February 23, 2009

Empowering the poor

In a blog post with the sarcastic title Participation of the poor in mainstreaming gender empowerment for civil society stakeholders to promote country ownership of good governance for community-driven sustainable development, William Easterly finds parallels between the empty rethorics of some current development literature, which is very similar to that of Resilience Science/Ecological Economics and the field of public health, and the language of British colonialism. In old and new literature alike, writers pay lip service to the idea of "empowering" the poor.

Easterly then writes:
One word that is extremely unpopular in aid documents but has great historical resonance on “power to the people” is “liberty.” Neither the 347 page World Bank 1998 “Participation Sourcebook” nor the 372-page World Bank 2006 “Empowerment in Practice” ever mentioned the word “liberty.” The poor cannot have liberty, but they can have lots of empowerment and participation and ownership and civil society.

February 13, 2009

Ecosystem services and counting costs as benefits

Let's get costs and benefits, and thus prices, right.
[I]f the market could somehow be made to price the [ecosystem] services appropriately, all those forests, streams, lakes, prairies and seashores would suddenly acquire real economic value, and people would have incentives to preserve them.
Or let's get them all wrong. This is what we would achieve if we were to follow Nature's logic. The above quote (which, by the way, confuses "real economic value" with commercial value) comes from one of today's editorials. And here is another one:
[S]cience policy-makers will need to make ecosystem monitoring, research, analysis and simulation a high priority in general — and on an ongoing basis. Granted, it will be difficult to find money for such activities in the current economic downturn. But they could provide a fair number of jobs.
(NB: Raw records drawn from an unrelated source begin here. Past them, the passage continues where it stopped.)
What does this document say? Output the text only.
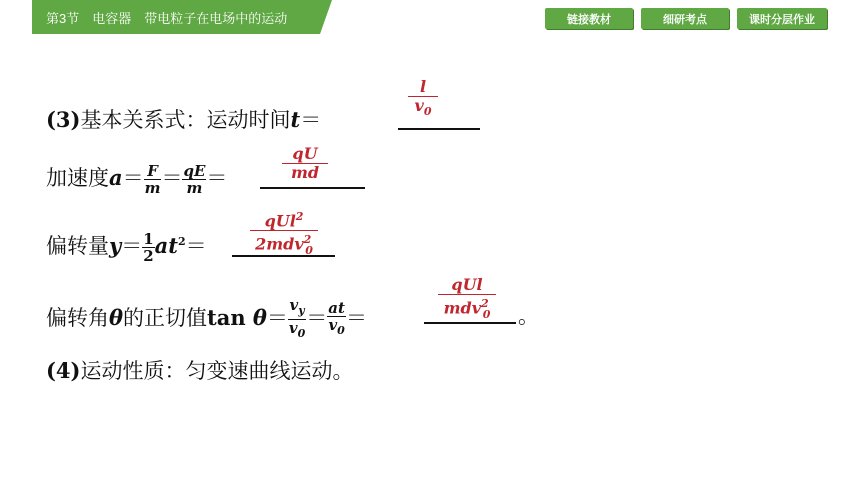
第3节　电容器　带电粒子在电场中的运动	链接教材	细研考点	课时分层作业
(3)基本关系式：运动时间t＝	$\frac{l}{v_0}$
加速度$a= \frac{F}{m} = \frac{qE}{m}$ ＝	$\frac{qU}{md}$
偏转量$y= \frac{1}{2} at^2=$
qUl$^2$
2mdv$^2_0$
偏转角θ的正切值$\tan \theta= \frac{v_y}{v_0} = \frac{at}{v_0}$ ＝
qUl
mdv$^2_0$ 。
(4)运动性质：匀变速曲线运动。
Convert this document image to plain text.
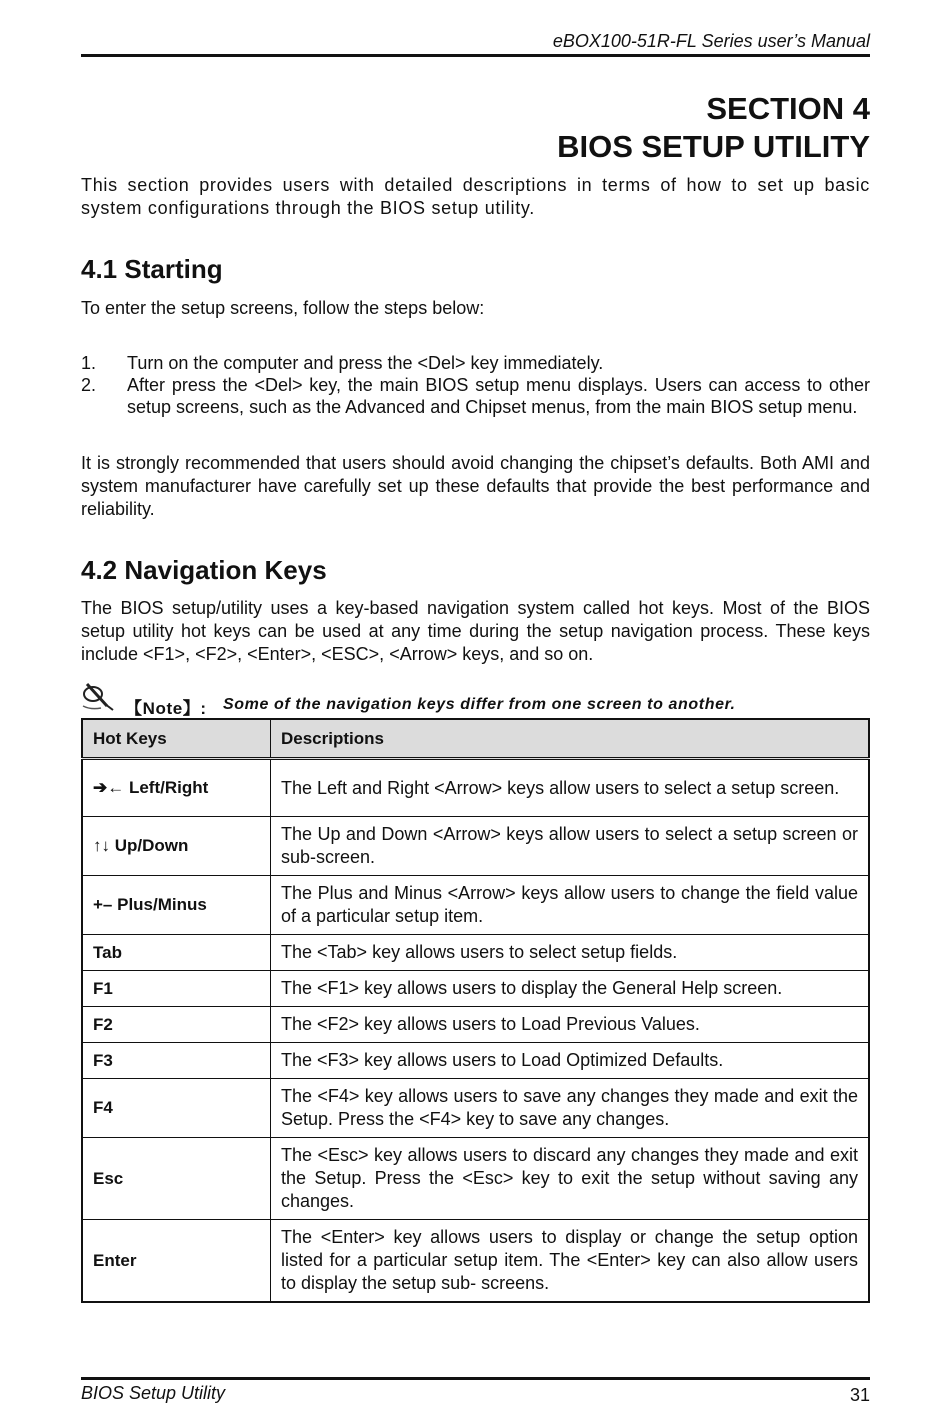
eBOX100-51R-FL Series user’s Manual
SECTION 4
BIOS SETUP UTILITY

This section provides users with detailed descriptions in terms of how to set up basic system configurations through the BIOS setup utility.

4.1 Starting

To enter the setup screens, follow the steps below:

1. Turn on the computer and press the <Del> key immediately.
2. After press the <Del> key, the main BIOS setup menu displays. Users can access to other setup screens, such as the Advanced and Chipset menus, from the main BIOS setup menu.

It is strongly recommended that users should avoid changing the chipset’s defaults. Both AMI and system manufacturer have carefully set up these defaults that provide the best performance and reliability.

4.2 Navigation Keys

The BIOS setup/utility uses a key-based navigation system called hot keys. Most of the BIOS setup utility hot keys can be used at any time during the setup navigation process. These keys include <F1>, <F2>, <Enter>, <ESC>, <Arrow> keys, and so on.

【Note】: Some of the navigation keys differ from one screen to another.
Hot Keys	Descriptions
➔← Left/Right	The Left and Right <Arrow> keys allow users to select a setup screen.
↑↓ Up/Down	The Up and Down <Arrow> keys allow users to select a setup screen or sub-screen.
+– Plus/Minus	The Plus and Minus <Arrow> keys allow users to change the field value of a particular setup item.
Tab	The <Tab> key allows users to select setup fields.
F1	The <F1> key allows users to display the General Help screen.
F2	The <F2> key allows users to Load Previous Values.
F3	The <F3> key allows users to Load Optimized Defaults.
F4	The <F4> key allows users to save any changes they made and exit the Setup. Press the <F4> key to save any changes.
Esc	The <Esc> key allows users to discard any changes they made and exit the Setup. Press the <Esc> key to exit the setup without saving any changes.
Enter	The <Enter> key allows users to display or change the setup option listed for a particular setup item. The <Enter> key can also allow users to display the setup sub- screens.
BIOS Setup Utility	31
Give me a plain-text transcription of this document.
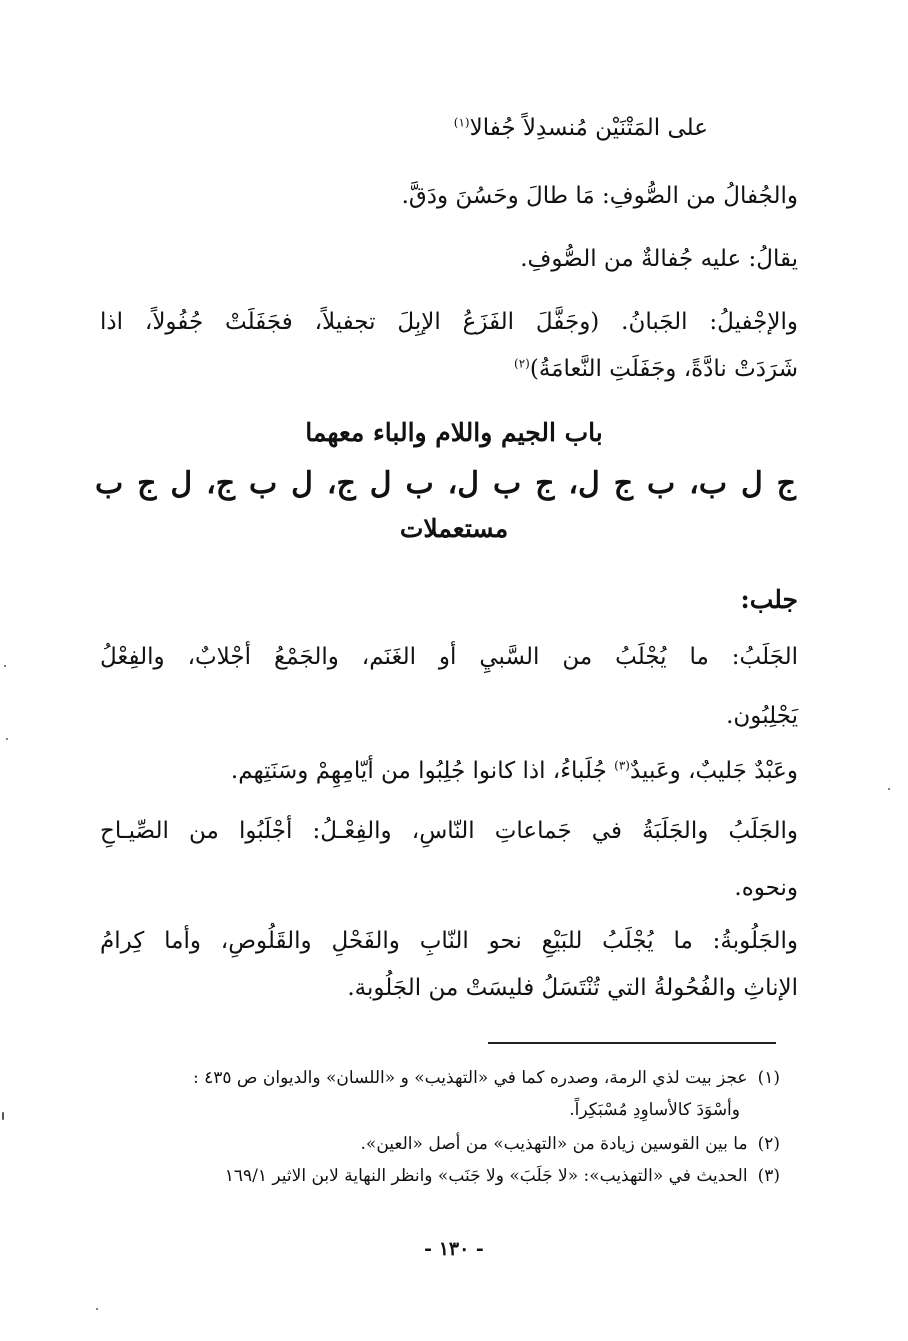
على المَتْنَيْن مُنسدِلاً جُفالا$^{(١)}$
والجُفالُ من الصُّوفِ: مَا طالَ وحَسُنَ ودَقَّ.
يقالُ: عليه جُفالةٌ من الصُّوفِ.
والإجْفيلُ: الجَبانُ. (وجَفَّلَ الفَزَعُ الإبِلَ تجفيلاً، فجَفَلَتْ جُفُولاً، اذا
شَرَدَتْ نادَّةً، وجَفَلَتِ النَّعامَةُ)$^{(٢)}$
باب الجيم واللام والباء معهما
ج ل ب، ب ج ل، ج ب ل، ب ل ج، ل ب ج، ل ج ب
مستعملات
جلب:
الجَلَبُ: ما يُجْلَبُ من السَّبيِ أو الغَنَم، والجَمْعُ أجْلابٌ، والفِعْلُ
يَجْلِبُون.
وعَبْدٌ جَليبٌ، وعَبيدٌ$^{(٣)}$ جُلَباءُ، اذا كانوا جُلِبُوا من أيّامِهِمْ وسَنَتِهم.
والجَلَبُ والجَلَبَةُ في جَماعاتِ النّاسِ، والفِعْـلُ: أجْلَبُوا من الصِّيـاحِ
ونحوه.
والجَلُوبةُ: ما يُجْلَبُ للبَيْعِ نحو النّابِ والفَحْلِ والقَلُوصِ، وأما كِرامُ
الإناثِ والفُحُولةُ التي تُنْتَسَلُ فليسَتْ من الجَلُوبة.
(١)عجز بيت لذي الرمة، وصدره كما في «التهذيب» و «اللسان» والديوان ص ٤٣٥ :
وأسْوَدَ كالأساوِدِ مُسْبَكِراً.
(٢)ما بين القوسين زيادة من «التهذيب» من أصل «العين».
(٣)الحديث في «التهذيب»: «لا جَلَبَ» ولا جَنَب» وانظر النهاية لابن الاثير ١٦٩/١
- ١٣٠ -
Monitoring tasks such as checking sediment traps and nitrogen levels in streams require many boots on the ground, for example, and streambed restoration requires many more.
"But?" Why "but?" Those activities cost money because they require jobs. Jobs are costs, not benefits. Monitoring is very bad (very costly), and streambed restoration is even worse. But for Nature large costs count as good reasons for undertaking projects.

February 12, 2009

Me on the radio (in Spanish)

I was yesterday on PDF, the great radio show. You can find the podcast here.

February 06, 2009

How much must we worry about future generations?

We place more weight on the present than on the future, and more weight on ourselves than on others. We may say that we worry about future generations, but our actions - how we invest our time and money, for example - indicate that we do not. Here is an argument for not worrying (from Jeffrey Krautkraemer):
If technological progress enables the future to be much better off than the present, then there [is] less need for greater weight being placed on the very long run.
Past generations did well in not worrying much about us.

February 04, 2009

Why a large human population is good

This was Paul Romer in 2001, applying his distinction between objects and ideas:
If everything were just objects, like trees, then more people means there's less wood per person. But if somebody discovers an idea, everybody gets to use it, so the more people you have who are potentially looking for ideas, the better off we're all going to be. And each time we made a little improvement in technology, we could support a slightly larger population, and that led to more people who could go out and discover some new technology.